Il repoussa loin de lui le vieillard, s’élança hors de la chambre et escalada les degrés comme un furieux.

« Guillaume ! Guillaume ! cria le juif en courant après lui. Un mot, un mot seulement ! »

Il n’aurait pas eu le temps d’échanger un seul mot avec le brigand, si celui-ci ne s’était trouvé dans l’impossibilité d’ouvrir la porte ; il était là, jurant et blasphémant quand le juif le rejoignit tout essoufflé.

« Laissez-moi sortir, dit Sikes. Ne me parlez pas, si vous tenez à la vie.
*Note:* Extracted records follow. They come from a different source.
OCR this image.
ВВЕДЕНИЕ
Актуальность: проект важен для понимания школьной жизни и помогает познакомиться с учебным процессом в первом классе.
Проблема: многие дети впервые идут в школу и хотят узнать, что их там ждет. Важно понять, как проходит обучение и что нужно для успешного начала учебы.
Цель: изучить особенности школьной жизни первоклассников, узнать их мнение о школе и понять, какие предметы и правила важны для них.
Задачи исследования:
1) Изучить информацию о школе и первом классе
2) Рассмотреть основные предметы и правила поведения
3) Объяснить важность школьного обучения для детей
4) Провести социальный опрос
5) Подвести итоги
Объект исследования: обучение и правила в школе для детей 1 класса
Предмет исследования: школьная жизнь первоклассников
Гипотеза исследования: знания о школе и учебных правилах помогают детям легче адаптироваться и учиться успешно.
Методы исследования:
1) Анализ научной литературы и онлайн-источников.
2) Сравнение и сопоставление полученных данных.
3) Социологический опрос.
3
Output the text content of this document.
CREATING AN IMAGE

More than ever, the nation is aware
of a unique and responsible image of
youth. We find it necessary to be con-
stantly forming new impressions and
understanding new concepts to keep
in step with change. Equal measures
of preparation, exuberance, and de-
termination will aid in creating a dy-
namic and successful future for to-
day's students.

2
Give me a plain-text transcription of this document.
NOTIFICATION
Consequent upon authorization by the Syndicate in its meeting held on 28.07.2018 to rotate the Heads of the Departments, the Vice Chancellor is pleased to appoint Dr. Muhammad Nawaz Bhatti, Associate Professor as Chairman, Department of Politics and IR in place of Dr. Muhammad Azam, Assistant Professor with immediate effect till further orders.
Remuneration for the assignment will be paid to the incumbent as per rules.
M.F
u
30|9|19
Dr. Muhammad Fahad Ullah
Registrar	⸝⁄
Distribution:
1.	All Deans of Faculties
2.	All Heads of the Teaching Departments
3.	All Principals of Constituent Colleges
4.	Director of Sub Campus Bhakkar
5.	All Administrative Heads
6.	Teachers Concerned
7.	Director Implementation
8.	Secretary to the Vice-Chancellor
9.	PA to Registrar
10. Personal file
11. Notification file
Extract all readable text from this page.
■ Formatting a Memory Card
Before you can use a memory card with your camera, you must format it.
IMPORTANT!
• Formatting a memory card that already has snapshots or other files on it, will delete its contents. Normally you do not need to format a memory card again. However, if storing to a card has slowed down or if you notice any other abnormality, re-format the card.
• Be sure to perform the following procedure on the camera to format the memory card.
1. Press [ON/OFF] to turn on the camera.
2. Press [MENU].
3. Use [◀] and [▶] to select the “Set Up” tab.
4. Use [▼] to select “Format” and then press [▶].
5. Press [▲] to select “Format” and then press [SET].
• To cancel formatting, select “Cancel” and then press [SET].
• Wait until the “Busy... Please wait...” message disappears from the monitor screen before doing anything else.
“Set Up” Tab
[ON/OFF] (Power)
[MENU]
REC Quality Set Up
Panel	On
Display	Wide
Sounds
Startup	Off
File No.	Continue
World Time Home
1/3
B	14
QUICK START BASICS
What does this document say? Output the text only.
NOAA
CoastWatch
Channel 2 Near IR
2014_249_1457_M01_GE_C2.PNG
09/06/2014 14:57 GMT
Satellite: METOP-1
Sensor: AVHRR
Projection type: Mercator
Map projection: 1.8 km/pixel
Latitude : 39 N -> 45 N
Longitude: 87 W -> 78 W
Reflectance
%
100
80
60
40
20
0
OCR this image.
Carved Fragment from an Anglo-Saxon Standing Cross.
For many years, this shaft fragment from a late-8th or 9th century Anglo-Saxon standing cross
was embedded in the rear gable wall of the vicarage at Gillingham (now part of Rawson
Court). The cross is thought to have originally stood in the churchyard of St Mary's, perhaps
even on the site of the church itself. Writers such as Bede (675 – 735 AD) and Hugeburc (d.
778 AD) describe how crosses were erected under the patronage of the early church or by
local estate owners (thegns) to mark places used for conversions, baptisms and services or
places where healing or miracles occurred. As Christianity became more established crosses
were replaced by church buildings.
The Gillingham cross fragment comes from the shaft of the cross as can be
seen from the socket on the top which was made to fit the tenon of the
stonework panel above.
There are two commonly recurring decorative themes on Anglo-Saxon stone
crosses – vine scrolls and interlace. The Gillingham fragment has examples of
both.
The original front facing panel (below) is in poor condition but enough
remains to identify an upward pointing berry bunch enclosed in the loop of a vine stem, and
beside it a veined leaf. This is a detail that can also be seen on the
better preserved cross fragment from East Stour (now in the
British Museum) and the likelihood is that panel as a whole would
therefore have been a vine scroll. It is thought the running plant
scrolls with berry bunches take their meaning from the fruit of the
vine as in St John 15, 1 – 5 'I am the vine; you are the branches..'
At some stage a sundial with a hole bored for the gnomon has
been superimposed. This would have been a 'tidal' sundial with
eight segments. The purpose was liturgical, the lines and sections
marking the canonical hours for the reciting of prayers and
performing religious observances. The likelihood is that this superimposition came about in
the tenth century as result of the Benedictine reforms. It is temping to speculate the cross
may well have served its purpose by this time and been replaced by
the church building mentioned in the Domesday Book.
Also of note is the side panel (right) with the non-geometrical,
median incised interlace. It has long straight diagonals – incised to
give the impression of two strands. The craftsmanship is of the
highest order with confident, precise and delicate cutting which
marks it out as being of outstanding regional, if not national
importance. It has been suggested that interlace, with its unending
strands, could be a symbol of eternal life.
Laissez-moi sortir, vous dis-je.

— Un mot seulement, reprit Fagin en posant sa main sur la serrure… Ne soyez pas…

— Quoi ? dit l’autre.

— Ne soyez pas… trop violent, Guillaume, dit le juif avec des larmes dans la voix. »

Le jour commençait à poindre, et il faisait assez clair pour que les deux hommes pussent se voir ; ils échangèrent un rapide coup d’œil ; leurs yeux brillaient d’un éclat sinistre ; il n’y avait pas à se méprendre sur leur pensée.

« J’entends par là, dit Fagin, jugeant inutile de déguiser plus longtemps sa pensée, que vous ne devez pas être trop violent… par prudence : de la ruse, Guillaume, et pas d’esclandre. »

Sikes ne répondit rien, mais poussant vivement la porte dès que le juif eut tourné la clef dans la serrure, il s’élança dans la rue déserte.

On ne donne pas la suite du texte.